- Born: Charles Shaul Hallac October 20, 1964 Tel Aviv, Israel
- Died: September 9, 2015 (aged 50) New York City, US
- Education: International School Manila
- Alma mater: Brandeis University (1986)
- Occupation: Business executive
- Years active: 1986-2015
- Known for: First employee of BlackRock
- Spouse: Sarah Hallac
- Children: 3
- Awards: "Asset Management Risk Manager of the Year" (2001)
- Website: www.blackrock.com/corporate/about-us/leadership/charlie-hallac

= Charles Hallac =

Israeli-American investor and businessman

Charles Shaul Hallac (October 20, 1964 – September 9, 2015) was the co-president of BlackRock.

==Biography==
===Early life and education===
Charles Hallac was born in Tel Aviv and moved to the Philippines as a toddler. He grew up in a Jewish family. He graduated from International School Manila. He earned a Bachelor of Arts in economics and computer science from Brandeis University in 1986.

===Career===
From graduation until 1988, Hallac was an associate in the Mortgage Products Group at First Boston.

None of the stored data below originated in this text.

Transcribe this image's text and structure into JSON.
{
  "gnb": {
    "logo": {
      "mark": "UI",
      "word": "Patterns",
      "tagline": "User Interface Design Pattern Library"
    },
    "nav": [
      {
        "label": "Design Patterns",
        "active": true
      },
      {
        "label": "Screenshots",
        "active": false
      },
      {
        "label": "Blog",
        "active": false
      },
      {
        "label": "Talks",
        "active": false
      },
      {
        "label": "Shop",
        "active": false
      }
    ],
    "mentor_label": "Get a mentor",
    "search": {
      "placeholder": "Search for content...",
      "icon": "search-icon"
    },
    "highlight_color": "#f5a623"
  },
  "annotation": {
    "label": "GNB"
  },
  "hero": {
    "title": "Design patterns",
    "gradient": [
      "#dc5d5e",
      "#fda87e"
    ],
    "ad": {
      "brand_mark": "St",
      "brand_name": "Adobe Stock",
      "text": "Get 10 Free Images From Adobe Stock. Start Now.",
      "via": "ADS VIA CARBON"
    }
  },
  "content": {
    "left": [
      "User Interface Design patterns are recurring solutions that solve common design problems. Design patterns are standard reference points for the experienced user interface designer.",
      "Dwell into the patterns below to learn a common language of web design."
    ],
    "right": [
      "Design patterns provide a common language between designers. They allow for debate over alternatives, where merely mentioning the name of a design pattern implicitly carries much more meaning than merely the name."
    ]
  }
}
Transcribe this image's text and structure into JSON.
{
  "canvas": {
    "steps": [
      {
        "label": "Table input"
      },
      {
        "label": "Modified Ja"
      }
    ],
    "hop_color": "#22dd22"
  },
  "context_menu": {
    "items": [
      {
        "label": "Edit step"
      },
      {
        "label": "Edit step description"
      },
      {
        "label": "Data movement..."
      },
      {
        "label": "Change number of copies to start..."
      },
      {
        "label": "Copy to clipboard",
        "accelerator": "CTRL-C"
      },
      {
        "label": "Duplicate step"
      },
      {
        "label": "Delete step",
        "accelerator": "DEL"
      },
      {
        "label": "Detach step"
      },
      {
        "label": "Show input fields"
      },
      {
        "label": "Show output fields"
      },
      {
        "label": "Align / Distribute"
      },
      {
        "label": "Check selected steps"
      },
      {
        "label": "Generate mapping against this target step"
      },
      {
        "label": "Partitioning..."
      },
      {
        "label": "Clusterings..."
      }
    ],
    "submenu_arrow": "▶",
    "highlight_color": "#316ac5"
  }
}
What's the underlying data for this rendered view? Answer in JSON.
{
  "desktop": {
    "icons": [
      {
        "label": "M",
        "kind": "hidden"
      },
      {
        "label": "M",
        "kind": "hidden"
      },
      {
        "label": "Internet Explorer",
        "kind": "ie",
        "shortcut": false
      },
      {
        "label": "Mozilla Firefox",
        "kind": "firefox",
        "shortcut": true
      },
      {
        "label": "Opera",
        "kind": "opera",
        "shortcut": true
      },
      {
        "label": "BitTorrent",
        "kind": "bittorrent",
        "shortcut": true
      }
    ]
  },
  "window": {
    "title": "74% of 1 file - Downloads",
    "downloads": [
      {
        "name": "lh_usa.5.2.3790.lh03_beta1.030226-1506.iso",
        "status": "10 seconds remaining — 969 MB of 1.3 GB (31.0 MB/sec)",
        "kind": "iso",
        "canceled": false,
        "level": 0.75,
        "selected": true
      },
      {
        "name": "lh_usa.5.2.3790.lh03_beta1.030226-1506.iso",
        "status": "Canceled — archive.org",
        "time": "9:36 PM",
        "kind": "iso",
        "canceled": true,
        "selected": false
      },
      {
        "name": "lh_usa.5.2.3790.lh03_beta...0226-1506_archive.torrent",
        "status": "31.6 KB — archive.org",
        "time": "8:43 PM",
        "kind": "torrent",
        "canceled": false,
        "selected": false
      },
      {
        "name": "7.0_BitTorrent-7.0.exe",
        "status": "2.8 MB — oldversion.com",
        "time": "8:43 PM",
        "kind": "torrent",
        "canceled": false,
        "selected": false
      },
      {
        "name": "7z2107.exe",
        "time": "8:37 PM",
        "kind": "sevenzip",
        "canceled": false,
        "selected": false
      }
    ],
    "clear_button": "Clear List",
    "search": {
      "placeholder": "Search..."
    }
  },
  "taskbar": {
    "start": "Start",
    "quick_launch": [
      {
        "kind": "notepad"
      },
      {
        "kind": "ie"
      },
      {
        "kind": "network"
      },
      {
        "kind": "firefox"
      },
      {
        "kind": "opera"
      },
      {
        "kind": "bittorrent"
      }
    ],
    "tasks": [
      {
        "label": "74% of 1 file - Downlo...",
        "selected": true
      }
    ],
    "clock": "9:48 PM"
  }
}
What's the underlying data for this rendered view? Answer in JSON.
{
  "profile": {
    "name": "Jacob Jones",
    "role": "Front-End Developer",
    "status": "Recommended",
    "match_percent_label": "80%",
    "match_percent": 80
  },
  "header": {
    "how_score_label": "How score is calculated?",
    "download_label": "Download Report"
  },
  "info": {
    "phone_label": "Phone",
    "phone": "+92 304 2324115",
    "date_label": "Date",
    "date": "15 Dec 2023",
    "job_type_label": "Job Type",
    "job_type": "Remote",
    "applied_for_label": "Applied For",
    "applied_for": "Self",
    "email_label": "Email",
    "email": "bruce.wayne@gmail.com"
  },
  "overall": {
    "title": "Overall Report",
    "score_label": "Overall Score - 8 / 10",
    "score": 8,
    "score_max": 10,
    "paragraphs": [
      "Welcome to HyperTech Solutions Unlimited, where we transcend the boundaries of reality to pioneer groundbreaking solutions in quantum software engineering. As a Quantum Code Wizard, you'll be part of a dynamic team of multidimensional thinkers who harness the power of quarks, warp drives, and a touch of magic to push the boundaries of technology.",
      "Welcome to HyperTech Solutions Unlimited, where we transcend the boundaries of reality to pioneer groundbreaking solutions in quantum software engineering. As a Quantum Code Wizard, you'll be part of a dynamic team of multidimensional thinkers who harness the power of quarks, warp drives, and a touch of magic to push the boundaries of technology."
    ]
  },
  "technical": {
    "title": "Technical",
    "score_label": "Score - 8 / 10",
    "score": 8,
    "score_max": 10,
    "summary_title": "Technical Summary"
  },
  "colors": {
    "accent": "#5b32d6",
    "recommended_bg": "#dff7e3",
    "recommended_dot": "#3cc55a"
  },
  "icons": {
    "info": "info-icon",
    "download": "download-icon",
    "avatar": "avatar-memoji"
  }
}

He joined BlackRock as its first employee at its inception in 1988 to build the technological and operational foundation of the firm. He purchased the first computer for the firm and created the Aladdin system and was a co-founder of BlackRock Solutions which he ran until 2009.

In 2009, Hallac became chief operating officer for BlackRock, serving until 2014.

==Awards==
In 2001, Hallac, with his colleague, Bennett Golub, received the "Asset Management Risk Manager of the Year" award from Risk Magazine.

==Personal life==
Charles Hallac lived with his wife and their three children in Scarsdale, New York. He died on September 9, 2015, aged 50, at Memorial Sloan-Kettering Cancer Center, four years after being diagnosed with colorectal cancer.